La music urbaine béninoise connait depuis quelques années une certaine émergence qu’on ne saurait manqué de reconnaitre,laquelle grace a cette nouvelle génération d’artistes qui se loge a l’enseigne d’une originalité et d’une détermination incontestable….dans l’interview de ce jour nous nous faisons le plaisir et l’honneur d’avoir pour vous une denrée pas comme les autres de cette génération d’artistes :SASORI en interview EXCLUSIVE……

CB:  Présentez-vous en quelques lignes (activité, statut, région, motivation…)

Sasori: Percy MANKONDO, artiste rappeur Congolais (RDC) de 24 ans résident au Bénin. Co fondateur du label C4 GANG MUSIC et père d’un jeune talent de 2ans (affaire à suivre…). Pour ce qui est de mon activité je me définirais comme un “Hustler”. J’embrasse tout domaine répondant à mes valeurs et produisant du bénéfice. Mais de façon plus formelle disons que  je fais dans le Community Management et la Restauration (Restaurant QueenKong, Haie vive).

CB: L’appellation artiste vous convient-elle ?

Sasori: L’Art pour moi c’est la vie. Je ne conçoit rien sans une touche artistique car j’ai une admiration folle pour tous les métiers d’Arts. Pour moi les artistes ont quelque chose en plus (sans vouloir vexer quelqu’un). Ils Sont ceux là qui donnent du peps à notre parcours sur terre.J’ai moi même fait par le passé de la danse et du dessin et je pose de temps en temps comme model photo. Vous comprendrez donc que pour moi, l’appellation “Artiste” me convient parfaitement.

CB: Vivez-vous de votre musique ? Bien ou mal ? Si non, souhaiteriez-vous vivre de votre musique ?

Sasori: Je ne vis pas encore de la musique. Je m’y attelle.

CB: Qu’est-ce qui est le plus gratifiant dans votre pratique de la musique ? Et le plus difficile, ou décevant ?

Sasori: Le plus gratifiant dans ma pratique de la musique c’est de savoir que j’ai un réel impact sur les gens (d’ici et d’ailleurs). Je le vis tous les jours et ça me donne encore plus envie de travailler. C’est un privilège et une grâce pour moi de pouvoir réunir des personnes d’horizons et de cultures différentes autour de la musique, autour de ma musique.
Le plus décevant/difficile c’est de devoir évoluer dans un milieux où il y a plus d’embûches que d’opportunités.
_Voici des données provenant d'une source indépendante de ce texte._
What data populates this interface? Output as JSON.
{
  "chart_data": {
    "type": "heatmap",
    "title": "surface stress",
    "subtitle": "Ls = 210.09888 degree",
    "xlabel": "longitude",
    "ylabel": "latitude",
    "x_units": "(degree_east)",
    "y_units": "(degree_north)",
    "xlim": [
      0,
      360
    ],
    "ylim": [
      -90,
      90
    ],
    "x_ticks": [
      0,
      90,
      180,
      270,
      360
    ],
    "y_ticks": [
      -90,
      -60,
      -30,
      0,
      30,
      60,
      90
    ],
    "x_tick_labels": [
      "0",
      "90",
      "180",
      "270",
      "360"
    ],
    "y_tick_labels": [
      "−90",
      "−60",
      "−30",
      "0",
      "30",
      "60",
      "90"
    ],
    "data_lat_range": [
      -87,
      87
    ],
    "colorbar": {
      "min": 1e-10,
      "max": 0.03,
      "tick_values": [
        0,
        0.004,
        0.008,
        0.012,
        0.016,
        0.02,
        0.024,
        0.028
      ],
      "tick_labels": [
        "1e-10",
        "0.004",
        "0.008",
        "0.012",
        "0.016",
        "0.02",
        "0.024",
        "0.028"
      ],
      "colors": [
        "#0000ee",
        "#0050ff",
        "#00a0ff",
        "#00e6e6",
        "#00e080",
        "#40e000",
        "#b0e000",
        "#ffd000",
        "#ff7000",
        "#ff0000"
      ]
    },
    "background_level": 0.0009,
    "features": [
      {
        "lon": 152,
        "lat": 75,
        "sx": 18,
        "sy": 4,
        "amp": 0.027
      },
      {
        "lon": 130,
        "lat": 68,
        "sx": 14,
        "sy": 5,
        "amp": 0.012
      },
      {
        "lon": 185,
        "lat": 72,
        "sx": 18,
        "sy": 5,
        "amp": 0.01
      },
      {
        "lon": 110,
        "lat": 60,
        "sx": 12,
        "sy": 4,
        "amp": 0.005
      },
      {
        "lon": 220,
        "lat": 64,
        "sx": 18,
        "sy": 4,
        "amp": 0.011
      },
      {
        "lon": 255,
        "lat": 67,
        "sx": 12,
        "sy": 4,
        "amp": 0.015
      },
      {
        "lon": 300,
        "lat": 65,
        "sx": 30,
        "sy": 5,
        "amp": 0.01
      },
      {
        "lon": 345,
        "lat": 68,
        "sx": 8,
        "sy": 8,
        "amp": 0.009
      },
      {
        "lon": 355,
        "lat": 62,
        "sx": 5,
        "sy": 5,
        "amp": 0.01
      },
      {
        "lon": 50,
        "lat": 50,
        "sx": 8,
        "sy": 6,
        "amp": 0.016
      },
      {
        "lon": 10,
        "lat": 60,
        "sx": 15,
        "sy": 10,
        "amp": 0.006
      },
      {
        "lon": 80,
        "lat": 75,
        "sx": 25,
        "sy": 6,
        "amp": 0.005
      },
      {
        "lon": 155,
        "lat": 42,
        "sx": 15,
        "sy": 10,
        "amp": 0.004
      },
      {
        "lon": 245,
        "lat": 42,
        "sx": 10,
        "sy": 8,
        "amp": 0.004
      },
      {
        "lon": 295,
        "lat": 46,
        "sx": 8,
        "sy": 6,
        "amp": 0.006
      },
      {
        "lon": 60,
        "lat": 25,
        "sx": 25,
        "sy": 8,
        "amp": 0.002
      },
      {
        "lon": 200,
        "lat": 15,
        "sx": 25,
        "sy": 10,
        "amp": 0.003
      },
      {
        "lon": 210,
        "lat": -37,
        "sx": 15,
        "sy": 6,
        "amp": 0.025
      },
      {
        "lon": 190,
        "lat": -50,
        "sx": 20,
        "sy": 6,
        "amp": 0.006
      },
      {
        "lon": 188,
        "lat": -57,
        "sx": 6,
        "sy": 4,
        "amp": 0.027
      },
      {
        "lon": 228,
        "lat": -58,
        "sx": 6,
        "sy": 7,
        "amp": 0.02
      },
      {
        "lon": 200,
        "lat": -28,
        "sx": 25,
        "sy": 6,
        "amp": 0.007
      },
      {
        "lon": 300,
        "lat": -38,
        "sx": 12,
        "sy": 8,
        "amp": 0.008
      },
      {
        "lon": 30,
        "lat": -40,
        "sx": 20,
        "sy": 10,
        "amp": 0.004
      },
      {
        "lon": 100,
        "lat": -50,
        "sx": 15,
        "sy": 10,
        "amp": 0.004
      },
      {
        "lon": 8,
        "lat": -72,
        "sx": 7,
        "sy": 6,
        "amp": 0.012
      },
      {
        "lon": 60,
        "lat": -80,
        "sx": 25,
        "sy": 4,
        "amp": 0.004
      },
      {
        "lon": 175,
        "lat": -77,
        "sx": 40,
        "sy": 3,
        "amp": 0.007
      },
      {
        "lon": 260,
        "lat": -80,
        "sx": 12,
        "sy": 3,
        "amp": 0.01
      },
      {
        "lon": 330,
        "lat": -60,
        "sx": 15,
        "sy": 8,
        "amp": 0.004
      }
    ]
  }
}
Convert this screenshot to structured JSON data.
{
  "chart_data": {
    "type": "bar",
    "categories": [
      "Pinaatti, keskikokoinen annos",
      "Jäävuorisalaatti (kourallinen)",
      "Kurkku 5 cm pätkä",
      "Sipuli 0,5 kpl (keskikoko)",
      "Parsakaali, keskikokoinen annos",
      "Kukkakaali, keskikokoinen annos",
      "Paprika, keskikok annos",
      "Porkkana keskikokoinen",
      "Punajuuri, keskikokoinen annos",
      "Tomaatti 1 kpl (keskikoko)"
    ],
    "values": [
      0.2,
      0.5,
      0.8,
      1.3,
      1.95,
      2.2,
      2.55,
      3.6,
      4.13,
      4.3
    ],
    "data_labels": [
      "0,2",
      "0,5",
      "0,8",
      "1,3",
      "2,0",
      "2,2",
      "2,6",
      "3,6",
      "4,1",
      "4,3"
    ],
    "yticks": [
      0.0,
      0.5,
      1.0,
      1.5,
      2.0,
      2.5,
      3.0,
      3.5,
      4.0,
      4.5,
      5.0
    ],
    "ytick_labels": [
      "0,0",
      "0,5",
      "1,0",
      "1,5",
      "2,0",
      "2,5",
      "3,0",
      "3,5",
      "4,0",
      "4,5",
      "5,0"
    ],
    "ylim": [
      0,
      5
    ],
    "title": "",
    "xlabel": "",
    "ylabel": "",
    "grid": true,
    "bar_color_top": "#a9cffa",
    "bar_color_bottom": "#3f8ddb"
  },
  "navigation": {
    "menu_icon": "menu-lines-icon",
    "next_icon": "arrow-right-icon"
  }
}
CB: Quel est votre rêve d’artiste ? Et qu’est-ce qui le rend difficile à réaliser ?

Sasori:

Mon rêve d’artiste est bien évidemment de réussir sur le plan international et par la suite d’apporter l’aide nécessaire à tous les jeunes talents africains comme l’a fait Booba en France.
Rien ne le rend difficile à réaliser. Le travail et la patience c’est tout ce qu’il faut.

CB: Quelle reconnaissance attendez-vous ?

Sasori: Aucune si ce n’est de reconnaître et d’accepter mon art. Pour moi c’est la meilleure des reconnaissances.

CB: Il ya quelques mois, vous avez lancer un défi à vos paires (Rolling Roys et Irhon) sur facebook, beaucoup aimeraient savoir pourquoi ce défi et aussi votre relation avec ces artistes présentement.

Sasori: Le rap c’est de la compétition, un peu comme le football…

J’ai défier le rap game parceque ça dormait trop.

La suite on la connaît . Le game a été assez animé et ça ne peut que faire plaisir…Je n’entretien absolument aucun type de relation avec ces deux rappeurs. Tout n’a été qu’un concours de circonstances.

CB: Quel est votre statut légal par rapport à votre activité artistique ?

Sasori: A l’époque je m’étais  enregistrer avec ma team. Aujourd’hui j’évolue en solo et on a un label du coup les choses ont changer.

CB: Comment arrivez vous à cumuler le role de père, étudiant et artiste?

Sasori:

Ce n’est pas si simple d’être à la fois père, étudiant et artiste. C’est plutôt stressant de cumuler tout ça . Il arrive de devoir choisir et ce n’est jamais facile  . Il arrive par moment d’être solliciter de partout mais mon Fils demeure ma priorité . Ensuite vient la musique, puis l’école .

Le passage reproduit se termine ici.